COMMIT – Effiziente und zuverlässige Drahtverschaltung von Solarzellen

Laufzeit: Oktober 2013 - Oktober 2016
Auftraggeber / Zuwendungsgeber:
Bundesministerium für Wirtschaft und Energie (BMWi)
Kooperationspartner: Gebr. Schmid GmbH
Projektfokus:
Homogenes Erscheinungsbild von drahtverschalteten Zellen in einem Modul.
© Fraunhofer ISE

Homogenes Erscheinungsbild von drahtverschalteten Zellen in einem Modul.

Finite-Elemente-Simulation der Zelldurchbiegung und thermomechanischen Spannungen nach einem einseitigen Lötprozess.
© Fraunhofer ISE

Finite-Elemente-Simulation der Zelldurchbiegung und thermomechanischen Spannungen nach einem einseitigen Lötprozess.

Mittels Photolumineszenzmessung aufgenommene, ortsaufgelöste Darstellung des Serienwiderstands einer kontaktierten Solarzelle. Rechts: 3-Busbar Solarzelle; links: Solarzelle mit Drahtverschaltung.
© Fraunhofer ISE

Mittels Photolumineszenzmessung aufgenommene, ortsaufgelöste Darstellung des Serienwiderstands einer kontaktierten Solarzelle. Rechts: 3-Busbar Solarzelle; links: Solarzelle mit Drahtverschaltung.

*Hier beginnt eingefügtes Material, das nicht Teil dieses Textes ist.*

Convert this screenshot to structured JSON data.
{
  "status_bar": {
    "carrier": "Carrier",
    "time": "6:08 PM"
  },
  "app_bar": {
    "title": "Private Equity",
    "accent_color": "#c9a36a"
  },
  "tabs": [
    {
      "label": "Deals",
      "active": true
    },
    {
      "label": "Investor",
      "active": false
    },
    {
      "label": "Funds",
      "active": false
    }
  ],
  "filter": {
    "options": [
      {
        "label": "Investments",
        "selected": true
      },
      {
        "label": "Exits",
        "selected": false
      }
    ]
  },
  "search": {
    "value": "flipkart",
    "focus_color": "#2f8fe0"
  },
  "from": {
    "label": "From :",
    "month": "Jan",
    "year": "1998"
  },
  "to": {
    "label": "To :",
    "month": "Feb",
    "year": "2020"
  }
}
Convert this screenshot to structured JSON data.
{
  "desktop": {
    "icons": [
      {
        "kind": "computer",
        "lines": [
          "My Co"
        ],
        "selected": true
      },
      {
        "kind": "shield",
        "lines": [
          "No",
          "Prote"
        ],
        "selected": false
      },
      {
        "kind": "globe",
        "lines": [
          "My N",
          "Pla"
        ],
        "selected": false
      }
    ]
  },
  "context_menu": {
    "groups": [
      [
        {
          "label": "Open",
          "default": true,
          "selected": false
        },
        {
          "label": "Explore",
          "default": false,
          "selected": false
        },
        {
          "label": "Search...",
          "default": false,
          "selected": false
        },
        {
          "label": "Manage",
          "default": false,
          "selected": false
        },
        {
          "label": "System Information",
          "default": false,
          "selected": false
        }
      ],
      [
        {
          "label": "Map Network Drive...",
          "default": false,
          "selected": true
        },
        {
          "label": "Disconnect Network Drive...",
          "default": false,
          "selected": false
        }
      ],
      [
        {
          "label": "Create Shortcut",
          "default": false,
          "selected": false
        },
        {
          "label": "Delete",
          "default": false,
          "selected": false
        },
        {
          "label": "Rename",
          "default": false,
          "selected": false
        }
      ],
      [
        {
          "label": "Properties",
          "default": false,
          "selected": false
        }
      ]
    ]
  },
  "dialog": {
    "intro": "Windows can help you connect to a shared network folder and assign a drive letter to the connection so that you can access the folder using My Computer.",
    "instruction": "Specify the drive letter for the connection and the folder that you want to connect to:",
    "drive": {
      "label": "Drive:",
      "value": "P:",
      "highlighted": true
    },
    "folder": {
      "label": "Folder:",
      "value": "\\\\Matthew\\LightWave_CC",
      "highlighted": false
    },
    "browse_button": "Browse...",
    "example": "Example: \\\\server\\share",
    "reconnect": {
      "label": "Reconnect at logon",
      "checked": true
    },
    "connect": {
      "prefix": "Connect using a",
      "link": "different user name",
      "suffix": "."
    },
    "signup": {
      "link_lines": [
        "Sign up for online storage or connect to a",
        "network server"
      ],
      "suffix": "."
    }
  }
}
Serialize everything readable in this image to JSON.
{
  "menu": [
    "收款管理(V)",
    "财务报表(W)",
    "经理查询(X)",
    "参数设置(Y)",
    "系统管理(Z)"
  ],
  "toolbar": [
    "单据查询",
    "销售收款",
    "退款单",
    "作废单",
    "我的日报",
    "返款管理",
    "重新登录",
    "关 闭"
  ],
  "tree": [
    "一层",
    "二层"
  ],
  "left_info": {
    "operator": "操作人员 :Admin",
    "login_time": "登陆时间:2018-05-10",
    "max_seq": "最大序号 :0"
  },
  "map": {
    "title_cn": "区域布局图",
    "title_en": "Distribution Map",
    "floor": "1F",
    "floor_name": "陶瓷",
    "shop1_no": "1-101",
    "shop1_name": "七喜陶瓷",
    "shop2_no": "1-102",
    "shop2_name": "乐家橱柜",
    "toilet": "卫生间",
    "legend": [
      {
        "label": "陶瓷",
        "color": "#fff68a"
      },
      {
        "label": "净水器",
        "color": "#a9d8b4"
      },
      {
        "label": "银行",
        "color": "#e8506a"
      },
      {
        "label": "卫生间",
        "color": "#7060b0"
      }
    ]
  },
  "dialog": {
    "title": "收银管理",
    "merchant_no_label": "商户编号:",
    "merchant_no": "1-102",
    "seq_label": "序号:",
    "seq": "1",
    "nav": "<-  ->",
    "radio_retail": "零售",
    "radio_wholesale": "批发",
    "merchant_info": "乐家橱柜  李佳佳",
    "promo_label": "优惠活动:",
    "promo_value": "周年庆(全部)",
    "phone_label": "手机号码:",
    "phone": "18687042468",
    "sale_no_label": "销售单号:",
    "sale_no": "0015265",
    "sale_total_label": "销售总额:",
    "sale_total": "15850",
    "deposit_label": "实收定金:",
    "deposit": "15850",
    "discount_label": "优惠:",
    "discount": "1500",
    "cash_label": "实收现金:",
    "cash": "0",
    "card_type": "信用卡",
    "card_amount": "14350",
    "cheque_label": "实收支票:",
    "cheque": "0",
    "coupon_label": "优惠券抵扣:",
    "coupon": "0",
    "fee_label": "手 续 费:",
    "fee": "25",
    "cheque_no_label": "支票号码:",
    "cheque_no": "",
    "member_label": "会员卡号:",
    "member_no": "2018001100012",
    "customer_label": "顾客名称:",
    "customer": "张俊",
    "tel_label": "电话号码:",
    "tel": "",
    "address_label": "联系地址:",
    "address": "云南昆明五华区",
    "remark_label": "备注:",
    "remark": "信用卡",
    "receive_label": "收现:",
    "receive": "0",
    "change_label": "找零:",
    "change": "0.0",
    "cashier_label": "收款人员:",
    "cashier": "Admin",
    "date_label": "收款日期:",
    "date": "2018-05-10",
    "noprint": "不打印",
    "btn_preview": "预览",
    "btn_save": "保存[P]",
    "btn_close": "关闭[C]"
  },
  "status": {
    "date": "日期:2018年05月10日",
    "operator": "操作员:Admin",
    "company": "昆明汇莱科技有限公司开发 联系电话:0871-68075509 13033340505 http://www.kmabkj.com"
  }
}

Zur Verschaltung kristalliner Solarzellen werden heute Flachdrahtverbinder auf die Busbars der Zelle gelötet. Eine Alternative ist die Verschaltung mit dünnen Runddrähten. Dadurch ist eine homogenere Stromverteilung auf der Zelle, ein geringerer Silberverbrauch für die Vorderseitenmetallisierung sowie eine höhere Modulleistung durch verbesserte Lichtreflexion möglich. Darüber hinaus haben die vielen dünnen Drähte auf der Zelle ein homogenes, ästhetisch ansprechendes Erscheinungsbild. Unsere Messungen zeigen, dass Solarmodule mit dieser Drahtverschaltungstechnologie unter beschleunigter Alterung eine sehr gute Zuverlässigkeit und potenziell höhere Wirkungsgrade als Standardmodule haben.

In Zusammenarbeit mit dem Anlagenhersteller SCHMID entwickeln wir eine neue Generation von Stringern. Dabei werden die lotummantelten Drähte auf die Solarzelle weichgelötet. Die Vorteile des Konzepts liegen in der einfachen Nachrüstung in bestehende Modulproduktionen und in der Verwendung von etablierten zinnhaltigen Standardloten und -prozessen.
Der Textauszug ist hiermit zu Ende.